The way COVID incident management teams worked should be scrutinised. The influence of meetings with all the UK’s chief scientific, medical and nursing officers, Scientific Advisory Group for Emergencies (SAGE) and experts on Scottish government pandemic planning and decision-making can all be captured.

An examination of why the Scottish government relied on the Joint Committee on Vaccination and Immunisation (JCVI) advice (on not vaccinating 12 to 15-year-olds or various groups of workers) when it did not need to, should also be included.

Scotland's first minister Nicola Sturgeon in a cream jacket holding a microphone.
Nicola Sturgeon’s government was the first in the UK to announce a COVID inquiry. Evan Lamos/Shutterstock

3. What has worked and what hasn’t: The inquiry’s aims and principles document currently refers to harms and events, but not explicitly to policies and practices that may have worked well or badly. This should change. Areas including lockdowns, ventilation, physical distancing, quarantine, travel, PPE, masks and long COVID all need to be analysed.

The treatment of key workers also requires major investigation. They must be central to any effective inquiry of events in addition to what happened in and around care homes, for example. Proper scrutiny of middle, long and short-term impacts of COVID policy would then be possible, providing access is given to the evidence base used by the Scottish government to develop and justify all its COVID policies and actions since March 2020.

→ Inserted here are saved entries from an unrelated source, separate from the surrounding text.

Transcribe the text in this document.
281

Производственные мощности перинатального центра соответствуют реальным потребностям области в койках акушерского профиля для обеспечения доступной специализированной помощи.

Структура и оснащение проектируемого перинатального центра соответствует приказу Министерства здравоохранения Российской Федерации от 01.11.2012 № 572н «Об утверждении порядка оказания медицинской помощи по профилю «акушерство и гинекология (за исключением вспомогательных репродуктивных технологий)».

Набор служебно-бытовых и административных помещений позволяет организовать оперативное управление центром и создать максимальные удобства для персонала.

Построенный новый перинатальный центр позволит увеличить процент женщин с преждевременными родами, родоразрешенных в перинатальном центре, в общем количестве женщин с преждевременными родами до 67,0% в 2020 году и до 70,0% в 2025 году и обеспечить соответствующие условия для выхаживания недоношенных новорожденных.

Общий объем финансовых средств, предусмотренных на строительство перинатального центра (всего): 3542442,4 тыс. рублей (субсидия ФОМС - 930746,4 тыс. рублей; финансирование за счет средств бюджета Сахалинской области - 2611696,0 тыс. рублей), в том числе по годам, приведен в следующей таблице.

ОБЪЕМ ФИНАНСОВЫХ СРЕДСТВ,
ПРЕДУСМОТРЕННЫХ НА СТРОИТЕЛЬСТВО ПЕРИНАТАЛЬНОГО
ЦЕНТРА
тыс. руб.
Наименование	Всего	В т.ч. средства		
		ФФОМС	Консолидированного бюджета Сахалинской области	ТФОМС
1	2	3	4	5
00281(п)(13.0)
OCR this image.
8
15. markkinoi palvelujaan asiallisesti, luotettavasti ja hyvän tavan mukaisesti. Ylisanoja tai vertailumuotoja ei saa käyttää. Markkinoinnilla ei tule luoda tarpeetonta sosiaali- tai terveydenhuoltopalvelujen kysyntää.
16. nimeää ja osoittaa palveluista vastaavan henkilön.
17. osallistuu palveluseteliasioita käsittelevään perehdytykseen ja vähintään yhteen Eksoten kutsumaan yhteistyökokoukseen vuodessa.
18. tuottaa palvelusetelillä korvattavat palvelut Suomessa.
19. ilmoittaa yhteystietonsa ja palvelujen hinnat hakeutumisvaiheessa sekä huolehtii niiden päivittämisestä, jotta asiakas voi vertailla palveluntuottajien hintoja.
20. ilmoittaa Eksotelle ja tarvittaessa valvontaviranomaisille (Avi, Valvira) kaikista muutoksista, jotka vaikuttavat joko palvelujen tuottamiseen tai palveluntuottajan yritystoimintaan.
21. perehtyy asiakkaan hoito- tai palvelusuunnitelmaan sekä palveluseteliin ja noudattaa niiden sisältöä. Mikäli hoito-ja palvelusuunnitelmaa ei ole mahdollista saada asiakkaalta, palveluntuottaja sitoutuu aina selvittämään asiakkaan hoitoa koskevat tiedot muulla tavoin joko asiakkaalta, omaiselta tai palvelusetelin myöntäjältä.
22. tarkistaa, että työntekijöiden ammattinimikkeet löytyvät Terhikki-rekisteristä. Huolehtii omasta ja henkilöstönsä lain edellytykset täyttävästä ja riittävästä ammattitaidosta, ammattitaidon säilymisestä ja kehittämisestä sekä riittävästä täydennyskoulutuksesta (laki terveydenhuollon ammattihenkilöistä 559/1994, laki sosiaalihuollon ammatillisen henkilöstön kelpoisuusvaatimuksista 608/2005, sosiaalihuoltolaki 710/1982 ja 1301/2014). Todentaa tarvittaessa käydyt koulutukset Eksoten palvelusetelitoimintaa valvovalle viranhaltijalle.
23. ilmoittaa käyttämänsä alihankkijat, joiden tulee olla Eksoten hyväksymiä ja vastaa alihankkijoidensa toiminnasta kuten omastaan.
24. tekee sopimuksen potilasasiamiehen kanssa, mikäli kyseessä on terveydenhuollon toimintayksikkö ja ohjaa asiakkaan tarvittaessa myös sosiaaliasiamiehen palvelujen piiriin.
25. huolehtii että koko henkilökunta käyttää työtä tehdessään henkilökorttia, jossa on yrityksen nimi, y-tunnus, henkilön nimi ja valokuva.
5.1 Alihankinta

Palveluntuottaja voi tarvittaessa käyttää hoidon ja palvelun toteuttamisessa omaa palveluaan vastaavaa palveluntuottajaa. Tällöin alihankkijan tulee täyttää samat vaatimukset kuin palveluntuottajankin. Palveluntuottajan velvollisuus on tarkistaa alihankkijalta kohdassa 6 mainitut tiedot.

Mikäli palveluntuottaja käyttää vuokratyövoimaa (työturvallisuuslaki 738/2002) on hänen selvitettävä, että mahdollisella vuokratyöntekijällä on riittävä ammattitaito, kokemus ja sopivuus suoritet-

This will also require analysis of the COVID exclusion, elimination, suppression, and mitigation strategies that underpinned what happened in hospitals, care homes, schools and workplaces. The inquiry would then be able to fully explore the Scottish government’s shifting suppression policies over time.

4. Public response: The public has already begun to respond to the Scottish government with thoughts on how the inquiry can avoid many of the pitfalls that befell other high-profile Scottish inquiries in 2021. Avoiding delays due to civil actions, police and other ongoing investigations of COVID-19 in care homes will be important. So too will be measures to ensure witnesses – including ministers, civil servants and advisers – provide evidence without repeated stalling or refusals to co-operate.

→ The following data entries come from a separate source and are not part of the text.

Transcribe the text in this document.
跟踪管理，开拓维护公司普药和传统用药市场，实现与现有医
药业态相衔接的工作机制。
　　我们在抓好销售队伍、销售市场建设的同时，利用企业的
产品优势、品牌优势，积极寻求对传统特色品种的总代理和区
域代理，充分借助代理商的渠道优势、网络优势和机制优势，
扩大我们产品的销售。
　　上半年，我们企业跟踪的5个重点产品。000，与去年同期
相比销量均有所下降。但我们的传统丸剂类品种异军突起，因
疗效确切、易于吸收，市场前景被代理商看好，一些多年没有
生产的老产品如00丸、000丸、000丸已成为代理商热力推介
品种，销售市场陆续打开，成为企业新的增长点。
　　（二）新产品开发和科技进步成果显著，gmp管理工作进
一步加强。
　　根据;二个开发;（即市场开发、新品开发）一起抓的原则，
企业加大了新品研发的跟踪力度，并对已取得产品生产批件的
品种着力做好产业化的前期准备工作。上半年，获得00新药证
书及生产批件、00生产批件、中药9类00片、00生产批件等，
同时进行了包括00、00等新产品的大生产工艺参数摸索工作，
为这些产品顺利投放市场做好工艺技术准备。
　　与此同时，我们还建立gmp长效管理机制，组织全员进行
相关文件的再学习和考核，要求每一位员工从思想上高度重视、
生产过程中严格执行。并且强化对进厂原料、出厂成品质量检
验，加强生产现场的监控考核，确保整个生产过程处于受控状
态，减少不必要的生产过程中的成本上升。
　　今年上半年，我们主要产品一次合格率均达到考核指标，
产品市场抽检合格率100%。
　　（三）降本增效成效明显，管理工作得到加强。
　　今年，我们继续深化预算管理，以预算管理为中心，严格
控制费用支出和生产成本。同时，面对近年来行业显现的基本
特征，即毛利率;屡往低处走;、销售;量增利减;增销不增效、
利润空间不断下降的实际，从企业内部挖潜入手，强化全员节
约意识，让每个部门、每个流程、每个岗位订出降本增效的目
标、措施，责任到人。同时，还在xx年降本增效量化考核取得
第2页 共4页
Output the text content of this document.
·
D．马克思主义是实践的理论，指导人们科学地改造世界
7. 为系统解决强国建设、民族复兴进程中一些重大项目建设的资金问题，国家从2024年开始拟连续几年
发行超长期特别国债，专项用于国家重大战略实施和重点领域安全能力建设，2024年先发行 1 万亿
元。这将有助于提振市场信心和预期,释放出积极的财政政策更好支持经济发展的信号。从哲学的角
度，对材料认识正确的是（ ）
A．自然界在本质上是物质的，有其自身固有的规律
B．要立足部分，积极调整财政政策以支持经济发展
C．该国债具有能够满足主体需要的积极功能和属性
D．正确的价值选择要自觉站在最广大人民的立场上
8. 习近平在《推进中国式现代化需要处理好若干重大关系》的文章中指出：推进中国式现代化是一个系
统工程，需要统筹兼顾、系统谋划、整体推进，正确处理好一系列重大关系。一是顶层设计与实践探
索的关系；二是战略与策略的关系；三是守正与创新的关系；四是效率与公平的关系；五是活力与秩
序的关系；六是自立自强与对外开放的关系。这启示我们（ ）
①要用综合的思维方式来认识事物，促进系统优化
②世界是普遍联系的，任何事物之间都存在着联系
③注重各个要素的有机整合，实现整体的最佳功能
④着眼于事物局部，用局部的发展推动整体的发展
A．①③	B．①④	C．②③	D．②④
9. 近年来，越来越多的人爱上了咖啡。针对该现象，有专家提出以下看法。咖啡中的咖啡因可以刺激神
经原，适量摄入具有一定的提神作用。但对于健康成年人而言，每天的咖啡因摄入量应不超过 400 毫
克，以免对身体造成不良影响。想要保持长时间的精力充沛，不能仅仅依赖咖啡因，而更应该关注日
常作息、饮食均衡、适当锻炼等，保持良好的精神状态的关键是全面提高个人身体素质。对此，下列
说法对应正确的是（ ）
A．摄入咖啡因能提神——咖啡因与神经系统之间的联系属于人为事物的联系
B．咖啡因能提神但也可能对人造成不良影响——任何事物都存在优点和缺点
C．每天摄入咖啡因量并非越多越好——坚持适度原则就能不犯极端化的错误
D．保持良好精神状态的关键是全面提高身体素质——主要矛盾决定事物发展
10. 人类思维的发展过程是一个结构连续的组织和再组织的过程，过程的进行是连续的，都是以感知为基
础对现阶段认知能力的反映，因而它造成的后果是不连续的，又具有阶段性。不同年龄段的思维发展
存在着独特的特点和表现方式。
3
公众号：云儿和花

Interim reports provided at intervals as investigations are completed will be welcome – for example on the NHS or care homes – but only if they are not subject to editing by government law officers beforehand.

If the Scottish government takes on board these views and avoids the tarnished legacy of past inquiries, it will escape the public discontent and lack of credibility that has blighted previous investigations. An open, transparent, thorough and timely inquiry that is perceived to be independent will be widely welcomed across Scotland – and lead the way for other UK inquiries in the future.